Pour les troupeaux de gnous, il y a les lions. Pour les troupeaux de pauvres, il y a les
riches.
Enfin, le bons sens permet de dire que quand les riches deviennent pauvres, les pauvres
sont morts depuis longtemps. D’où l’intérêt de les garder le plus longtemps possible. Cela ne devrait pas poser trop de problèmes car leur bonne santé générale par rapport aux pauvres, leur taux
de mortalité moindre, leur espérance de vie bien supérieure et les mesures de sécurité entourant les réserves où ils vivent, compensent largement leur faible taux de reproduction.
Pour l’instant, je ne me sens pas trop responsable du pauvre en bas de chez moi.

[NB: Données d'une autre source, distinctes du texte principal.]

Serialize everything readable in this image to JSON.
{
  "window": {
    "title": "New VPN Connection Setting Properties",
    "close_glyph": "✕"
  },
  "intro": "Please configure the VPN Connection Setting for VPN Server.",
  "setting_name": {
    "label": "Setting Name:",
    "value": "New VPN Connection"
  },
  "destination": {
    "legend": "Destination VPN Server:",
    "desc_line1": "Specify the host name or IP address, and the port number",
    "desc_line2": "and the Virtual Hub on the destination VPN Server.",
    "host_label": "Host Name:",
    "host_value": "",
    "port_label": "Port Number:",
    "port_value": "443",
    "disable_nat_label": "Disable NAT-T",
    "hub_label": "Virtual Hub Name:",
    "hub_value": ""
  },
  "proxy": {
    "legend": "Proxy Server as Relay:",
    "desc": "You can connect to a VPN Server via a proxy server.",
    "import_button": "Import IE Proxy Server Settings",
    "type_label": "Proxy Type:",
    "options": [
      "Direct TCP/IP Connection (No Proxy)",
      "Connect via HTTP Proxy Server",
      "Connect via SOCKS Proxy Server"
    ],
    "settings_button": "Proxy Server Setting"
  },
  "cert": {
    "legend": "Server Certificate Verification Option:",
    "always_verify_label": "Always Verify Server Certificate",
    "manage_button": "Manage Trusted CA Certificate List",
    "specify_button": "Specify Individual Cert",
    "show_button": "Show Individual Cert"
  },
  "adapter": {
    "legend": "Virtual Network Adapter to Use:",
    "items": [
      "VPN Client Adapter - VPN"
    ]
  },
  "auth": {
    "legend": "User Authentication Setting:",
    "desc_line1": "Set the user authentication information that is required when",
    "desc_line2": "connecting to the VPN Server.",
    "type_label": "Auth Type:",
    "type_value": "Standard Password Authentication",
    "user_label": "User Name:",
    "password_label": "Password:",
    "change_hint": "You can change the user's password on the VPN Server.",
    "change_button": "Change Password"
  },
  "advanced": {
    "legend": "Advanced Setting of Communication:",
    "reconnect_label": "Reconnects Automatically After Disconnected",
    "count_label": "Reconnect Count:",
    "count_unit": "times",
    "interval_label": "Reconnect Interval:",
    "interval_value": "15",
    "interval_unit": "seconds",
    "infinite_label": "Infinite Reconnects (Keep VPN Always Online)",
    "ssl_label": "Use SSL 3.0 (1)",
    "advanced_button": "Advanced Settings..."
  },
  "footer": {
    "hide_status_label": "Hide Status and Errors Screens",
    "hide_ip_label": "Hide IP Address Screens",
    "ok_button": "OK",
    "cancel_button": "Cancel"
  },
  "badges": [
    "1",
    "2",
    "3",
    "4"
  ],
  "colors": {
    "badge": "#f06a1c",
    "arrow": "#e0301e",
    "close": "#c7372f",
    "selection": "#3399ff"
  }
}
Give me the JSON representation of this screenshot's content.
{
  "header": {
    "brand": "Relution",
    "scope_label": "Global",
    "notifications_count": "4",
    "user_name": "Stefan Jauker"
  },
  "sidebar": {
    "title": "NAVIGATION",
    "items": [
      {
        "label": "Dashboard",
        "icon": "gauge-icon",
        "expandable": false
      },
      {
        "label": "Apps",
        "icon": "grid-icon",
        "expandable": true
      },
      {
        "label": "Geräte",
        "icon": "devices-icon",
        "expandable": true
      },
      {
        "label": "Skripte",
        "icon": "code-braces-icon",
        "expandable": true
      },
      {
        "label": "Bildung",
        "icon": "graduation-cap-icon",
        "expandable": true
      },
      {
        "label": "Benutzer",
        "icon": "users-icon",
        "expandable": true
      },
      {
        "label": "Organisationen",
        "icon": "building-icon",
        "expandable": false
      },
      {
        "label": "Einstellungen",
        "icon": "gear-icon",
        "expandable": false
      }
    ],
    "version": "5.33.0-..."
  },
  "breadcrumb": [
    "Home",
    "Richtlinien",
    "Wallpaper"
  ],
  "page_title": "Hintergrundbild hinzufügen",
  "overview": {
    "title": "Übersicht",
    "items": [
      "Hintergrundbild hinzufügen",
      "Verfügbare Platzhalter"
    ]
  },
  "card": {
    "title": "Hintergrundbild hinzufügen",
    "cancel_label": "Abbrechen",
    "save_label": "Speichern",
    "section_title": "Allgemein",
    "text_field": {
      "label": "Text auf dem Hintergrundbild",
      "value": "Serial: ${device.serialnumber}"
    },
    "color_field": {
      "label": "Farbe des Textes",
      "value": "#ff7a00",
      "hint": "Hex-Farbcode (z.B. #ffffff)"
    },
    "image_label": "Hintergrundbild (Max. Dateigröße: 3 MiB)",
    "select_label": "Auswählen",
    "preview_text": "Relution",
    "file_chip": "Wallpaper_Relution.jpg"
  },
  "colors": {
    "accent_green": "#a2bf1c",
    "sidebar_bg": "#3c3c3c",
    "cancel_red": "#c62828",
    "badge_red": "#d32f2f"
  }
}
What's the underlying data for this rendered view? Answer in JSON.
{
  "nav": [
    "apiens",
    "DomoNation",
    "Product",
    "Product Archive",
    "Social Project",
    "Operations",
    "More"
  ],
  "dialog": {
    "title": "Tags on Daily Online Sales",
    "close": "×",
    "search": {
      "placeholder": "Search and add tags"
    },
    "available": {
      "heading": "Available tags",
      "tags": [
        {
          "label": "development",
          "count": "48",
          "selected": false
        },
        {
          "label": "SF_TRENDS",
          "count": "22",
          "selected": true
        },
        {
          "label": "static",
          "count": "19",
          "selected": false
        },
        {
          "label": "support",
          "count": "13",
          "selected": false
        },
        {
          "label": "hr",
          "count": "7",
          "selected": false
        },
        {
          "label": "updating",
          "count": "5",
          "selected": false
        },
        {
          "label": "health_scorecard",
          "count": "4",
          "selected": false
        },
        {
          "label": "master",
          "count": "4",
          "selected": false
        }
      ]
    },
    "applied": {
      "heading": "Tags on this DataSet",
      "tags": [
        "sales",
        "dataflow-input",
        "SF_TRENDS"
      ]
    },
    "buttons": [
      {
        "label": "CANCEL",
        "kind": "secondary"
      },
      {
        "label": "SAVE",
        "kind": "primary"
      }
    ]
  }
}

Quand
j’achète un jean ou un tee-shirt au supermarché du coin, la petite chinoise ou le travailleur esclave d’Amérique du Sud qui les fabriquent sont très loin de moi, et je peux les oublier le temps
de céder à la pression des soldes, ou au violent mais bref plaisir consistant à « acheter quelque chose ».
Et donc à la terrible question : « dis maman, qu’est-ce qui fait le monsieur là
sous son carton, à côté de sa bouteille vide ? », je peux encore répondre que c’est à cause de méchants riches, je peux même citer des noms les jours de grande lâcheté.
Mais pour combien de temps encore les pauvres se tiendront-ils suffisamment loin de moi
pour que cela soit possible?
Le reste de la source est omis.